Song by Harry Styles

from the album Harry's House
- Released: 20 May 2022
- Recorded: 2020–2021
- Studio: Real World (Box, Wiltshire); Shangri-La (Malibu, California); Angelic (London); Henson (Hollywood, Los Angeles);
- Genre: Folk
- Length: 4:05
- Label: Erskine; Columbia;
- Songwriters: Harry Styles; Thomas Hull; Tyler Johnson; Amy Allen;
- Producers: Kid Harpoon; Tyler Johnson;

= Matilda (Harry Styles song) =

"Matilda" is a song by English singer-songwriter Harry Styles, from his third studio album Harry's House (2022). The song was written by Styles, Thomas Hull, Tyler Johnson and Amy Allen, while production was handled by Kid Harpoon and Johnson.

==Background==
Harry Styles announced the title of his third studio album as Harry's House on 23 March 2022, unveiling its artwork, a 40-second trailer and the album's release date as 20 May 2022.

In an interview with Zane Lowe after the album's release, Styles spoke about the title and why he wrote the song:

"I had an experience with someone where, in getting to know them better, they revealed some stuff to me that was very much like 'Oh, that's not normal, like I think you should maybe get some help or something.'This song was inspired by that experience and person, who I kind of disguised as Matilda from the Roald Dahl book. I played it to a couple of friends and all of them cried. So I was like, 'Okay, I think this is something to pay attention to.' It's a weird one, because with something like this, it's like, 'I want to give you something, I want to support you in some way, but it's not necessarily my place to make it about me because it's not my experience.' Sometimes it's just about listening. I hope that's what I did here. If nothing else, it just says, 'I was listening to you'".

==Critical reception==
The song received positive reviews from critics, with particular praise being given to its lyrical content. Rob Sheffield of Rolling Stone described it as the "centerpiece of the album".
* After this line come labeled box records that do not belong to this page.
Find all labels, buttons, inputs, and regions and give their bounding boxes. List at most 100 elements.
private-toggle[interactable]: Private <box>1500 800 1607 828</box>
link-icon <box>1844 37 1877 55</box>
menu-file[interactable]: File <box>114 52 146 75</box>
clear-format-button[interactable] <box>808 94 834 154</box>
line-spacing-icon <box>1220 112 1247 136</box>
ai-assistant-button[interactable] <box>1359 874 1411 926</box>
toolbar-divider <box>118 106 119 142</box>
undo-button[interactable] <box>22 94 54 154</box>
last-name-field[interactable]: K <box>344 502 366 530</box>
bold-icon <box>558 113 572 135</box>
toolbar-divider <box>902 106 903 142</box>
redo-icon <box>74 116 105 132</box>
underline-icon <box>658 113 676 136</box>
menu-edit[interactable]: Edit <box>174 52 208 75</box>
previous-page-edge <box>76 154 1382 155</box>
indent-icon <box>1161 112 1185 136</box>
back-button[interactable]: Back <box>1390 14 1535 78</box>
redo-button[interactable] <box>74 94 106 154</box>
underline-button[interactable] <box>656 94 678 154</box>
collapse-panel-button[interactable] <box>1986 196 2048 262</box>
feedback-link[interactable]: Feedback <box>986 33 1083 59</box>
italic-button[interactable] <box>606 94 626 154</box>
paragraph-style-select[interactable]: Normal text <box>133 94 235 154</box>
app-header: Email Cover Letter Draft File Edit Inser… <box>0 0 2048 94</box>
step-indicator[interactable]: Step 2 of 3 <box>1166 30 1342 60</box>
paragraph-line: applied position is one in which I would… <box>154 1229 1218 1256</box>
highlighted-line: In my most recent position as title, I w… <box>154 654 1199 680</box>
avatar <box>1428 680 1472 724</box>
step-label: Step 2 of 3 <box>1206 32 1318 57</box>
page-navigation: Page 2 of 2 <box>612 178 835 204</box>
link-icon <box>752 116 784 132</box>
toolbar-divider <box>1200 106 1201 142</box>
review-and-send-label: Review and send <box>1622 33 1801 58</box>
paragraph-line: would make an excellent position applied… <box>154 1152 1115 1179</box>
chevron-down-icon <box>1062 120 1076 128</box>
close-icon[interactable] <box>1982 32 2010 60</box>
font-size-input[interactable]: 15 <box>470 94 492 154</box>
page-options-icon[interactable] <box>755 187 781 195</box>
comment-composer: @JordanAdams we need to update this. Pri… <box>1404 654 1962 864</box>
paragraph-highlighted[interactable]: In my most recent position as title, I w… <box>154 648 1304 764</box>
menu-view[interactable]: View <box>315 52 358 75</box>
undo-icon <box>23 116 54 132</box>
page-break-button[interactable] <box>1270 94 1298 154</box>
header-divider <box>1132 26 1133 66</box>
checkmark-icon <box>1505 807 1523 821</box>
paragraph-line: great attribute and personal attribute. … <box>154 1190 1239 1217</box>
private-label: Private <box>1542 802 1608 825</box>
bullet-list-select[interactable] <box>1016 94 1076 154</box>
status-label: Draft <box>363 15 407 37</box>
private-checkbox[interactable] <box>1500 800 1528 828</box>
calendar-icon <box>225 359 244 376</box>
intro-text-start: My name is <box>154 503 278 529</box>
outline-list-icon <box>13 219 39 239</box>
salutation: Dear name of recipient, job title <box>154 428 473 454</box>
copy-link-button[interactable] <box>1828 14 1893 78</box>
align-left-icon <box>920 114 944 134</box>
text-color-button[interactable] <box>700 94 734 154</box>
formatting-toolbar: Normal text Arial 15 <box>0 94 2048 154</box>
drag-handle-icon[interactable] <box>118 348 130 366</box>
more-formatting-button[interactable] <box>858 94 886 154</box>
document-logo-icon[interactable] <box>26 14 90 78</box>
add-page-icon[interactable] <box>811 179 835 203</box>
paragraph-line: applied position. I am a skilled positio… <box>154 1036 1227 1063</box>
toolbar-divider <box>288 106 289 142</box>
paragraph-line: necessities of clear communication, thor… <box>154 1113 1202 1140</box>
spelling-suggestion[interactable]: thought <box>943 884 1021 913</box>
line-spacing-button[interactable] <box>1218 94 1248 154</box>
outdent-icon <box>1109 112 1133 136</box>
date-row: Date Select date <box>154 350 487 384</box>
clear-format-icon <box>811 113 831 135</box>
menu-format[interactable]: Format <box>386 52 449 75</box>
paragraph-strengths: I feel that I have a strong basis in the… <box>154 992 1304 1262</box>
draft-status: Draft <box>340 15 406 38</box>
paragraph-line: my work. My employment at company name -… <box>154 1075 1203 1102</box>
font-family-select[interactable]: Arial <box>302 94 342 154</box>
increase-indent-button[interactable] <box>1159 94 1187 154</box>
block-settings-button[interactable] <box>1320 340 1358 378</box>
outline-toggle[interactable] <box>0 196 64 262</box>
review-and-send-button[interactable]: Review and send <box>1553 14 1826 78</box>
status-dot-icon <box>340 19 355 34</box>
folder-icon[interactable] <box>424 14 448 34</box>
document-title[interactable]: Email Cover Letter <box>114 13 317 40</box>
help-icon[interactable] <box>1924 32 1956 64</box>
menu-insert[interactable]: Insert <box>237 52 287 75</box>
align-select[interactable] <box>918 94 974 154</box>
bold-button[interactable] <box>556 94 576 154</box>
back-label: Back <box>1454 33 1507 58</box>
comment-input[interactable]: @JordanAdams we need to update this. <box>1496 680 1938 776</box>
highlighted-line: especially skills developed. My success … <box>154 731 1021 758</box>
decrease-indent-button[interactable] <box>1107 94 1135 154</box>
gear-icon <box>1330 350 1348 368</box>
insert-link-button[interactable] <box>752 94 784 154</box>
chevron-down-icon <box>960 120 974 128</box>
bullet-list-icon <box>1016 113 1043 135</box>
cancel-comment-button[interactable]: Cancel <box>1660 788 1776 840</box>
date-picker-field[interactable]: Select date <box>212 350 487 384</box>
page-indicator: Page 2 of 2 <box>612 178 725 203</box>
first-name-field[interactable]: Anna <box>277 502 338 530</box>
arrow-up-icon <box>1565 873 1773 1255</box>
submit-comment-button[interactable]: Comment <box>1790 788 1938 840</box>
==Commercial performance==
Following the release of its parent album Harry's House, "Matilda" entered at number nine on the Billboard Hot 100 dated 4 June 2022, becoming one of the four top-ten entries; the others being "As It Was", "Late Night Talking" and "Music for a Sushi Restaurant" which peaked at numbers one, three and eight, respectively.

==Charts==

Weekly chart performance for "Matilda"
| Chart (2022) | Peak position |
|---|---|
| Argentina Hot 100 (Billboard) | 86 |
| Australia (ARIA) | 3 |
| Austria (Ö3 Austria Top 40) | 21 |
| Canada Hot 100 (Billboard) | 5 |
| Denmark (Tracklisten) | 24 |
| France (SNEP) | 103 |
| Global 200 (Billboard) | 6 |
| Hungary (Stream Top 40) | 31 |
| Iceland (Tónlistinn) | 10 |
| Ireland (IRMA) | 3 |
| Italy (FIMI) | 61 |
| New Zealand (Recorded Music NZ) | 3 |
| Norway (VG-lista) | 23 |
| Portugal (AFP) | 4 |
| South Africa Streaming (TOSAC) | 20 |
| Spain (Promusicae) | 80 |
| Sweden (Sverigetopplistan) | 25 |
| Switzerland (Schweizer Hitparade) | 23 |
| UK Singles (Official Charts) | 37 |
| US Billboard Hot 100 | 9 |

==Certifications==

Certifications for "Matilda"
| Region | Certification | Certified units/sales |
| Australia (ARIA) | Platinum | 70,000^{‡} |
| Brazil (Pro-Música Brasil) | Diamond | 160,000^{‡} |
| Canada (Music Canada) | Platinum | 80,000^{‡} |
| Denmark (IFPI Danmark) | Gold | 45,000^{‡} |
| France (SNEP) | Gold | 100,000^{‡} |
| Italy (FIMI) | Gold | 50,000^{‡} |
| Mexico (AMPROFON) | Platinum | 140,000^{‡} |
| New Zealand (RMNZ) | 2× Platinum | 60,000^{‡} |
| Poland (ZPAV) | Gold | 25,000^{‡} |
| Portugal (AFP) | Gold | 5,000^{‡} |
| Spain (Promusicae) | Gold | 30,000^{‡} |
| United Kingdom (BPI) | Platinum | 600,000^{‡} |
| United States (RIAA) | Platinum | 1,000,000^{‡} |
^{‡} Sales+streaming figures based on certification alone.